Minister João Baptista Borges has participated in several international events since he joined the Government. He was present at the 6th Annual Germany-Africa Energy Forum (22-25 April, 2012) in Hamburg, at the Consultative Meeting on Water Supply and Sanitation Situation, in February 2012, in Angola and Namibia, at the International Conference and International Fair on Energy and Water (24-28 September, 2012). He also participated in the High-Level Roundtable of the SADC Infrastructure Investment Summit, which took place on June 27, 2013 in Maputo, at the Meeting of SADC Ministers responsible for the Water Sector on May 30, 2013, and at the same sate at the Meeting of Ministers of ZANCOM, Standing Committee and Hydrographic Management of the Zambezi Basin.

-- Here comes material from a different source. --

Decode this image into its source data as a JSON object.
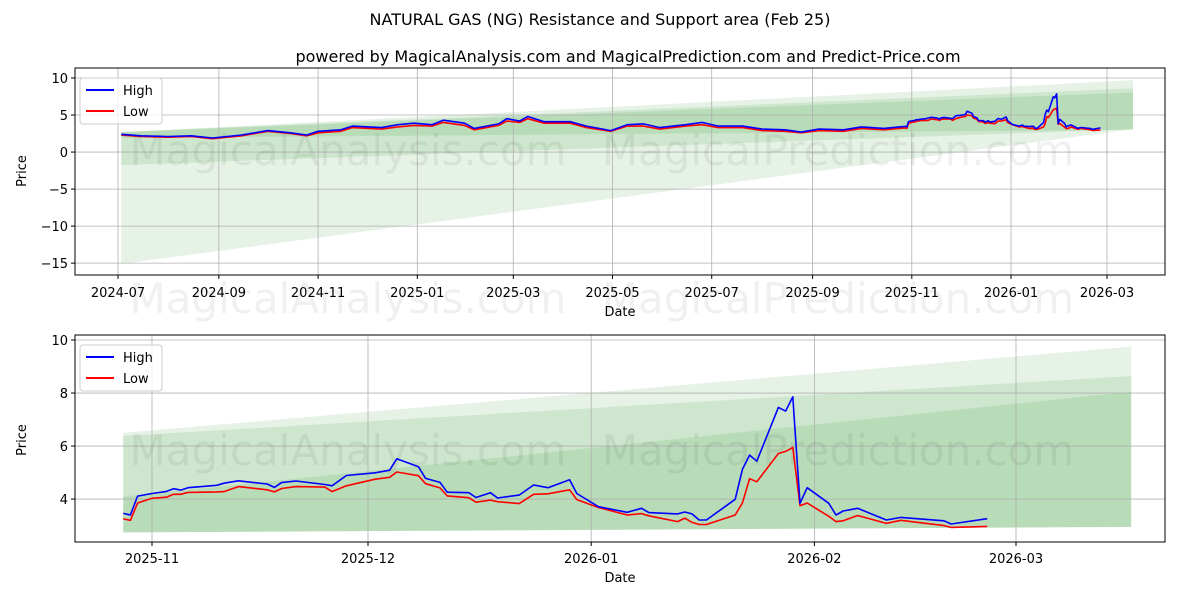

In addition, he participated in the International Conference on Hydraulic Technology in Israel (18-25 October 2013), at the International High-Level Conference on Water Cooperation held in Dushanbe/Tajikistan (20-21 August 2013) and was a member of the Angola Namibia Bilateral Commission (10-11 March 2014).

On March 10, 2023, he participated at the inauguration of the Regional Centre for Renewable Energy and Energy Efficiency (RCREEE), in the Municipality of Viana, in Luanda, whose mission is to ensure the coordination of renewable energy and energy efficiency policy of ECCAS and to promote an integrated and inclusive ECCAS market for products and services linked in the region.

He led the Angolan delegation to the UN Water Conference (22-24 March 2023) held in New York City, as Minister of Energy and Water and acted on behalf of President João Lourenço, where he announced an investment of more than USD 4 billion in the period 2023–2027 in the field of water supply, in order to solve the water situation in the country, especially in the south.

On March 17 2023, Minister João Baptista Borges also participated, on the side-lines of the UN Conference and by invitation of the World Bank Group, in the meeting of Ministers of Water and Sanitation, where he took stock of ongoing projects funded by the World Bank and referred to projects in execution, such as the Electric Sector Access and Improvement Project (ESIAP), the Water Sector Institutional Development Project (PDISA) and the Bita project.

On March 28-29, 2023, João Baptista Borges participated in the 9th Berlin Energy Transition Dialogue in Germany. He presented Angola's developments in renewable energy and mentioned the country's plan to export green hydrogen as ammonia by 2025.

At the same time, he participated in a panel discussion on "Decarbonisation of Industry – Success Stories and Challenges of the Global Hydrogen Economy".

Minister João Baptista Borges also participated at the UN Climate Change Conference 2023 (COP28) in Dubai, where he signed a concession agreement with Masdar, a renewable energy company from the United Arab Emirates (UAE), for the construction of a 150 MW solar park in the south of Angola.

As Minister of Energy of the Republic of Angola João Baptista Borges supports the 2030 Agenda for Sustainable Development Goals set by the United Nations (UN).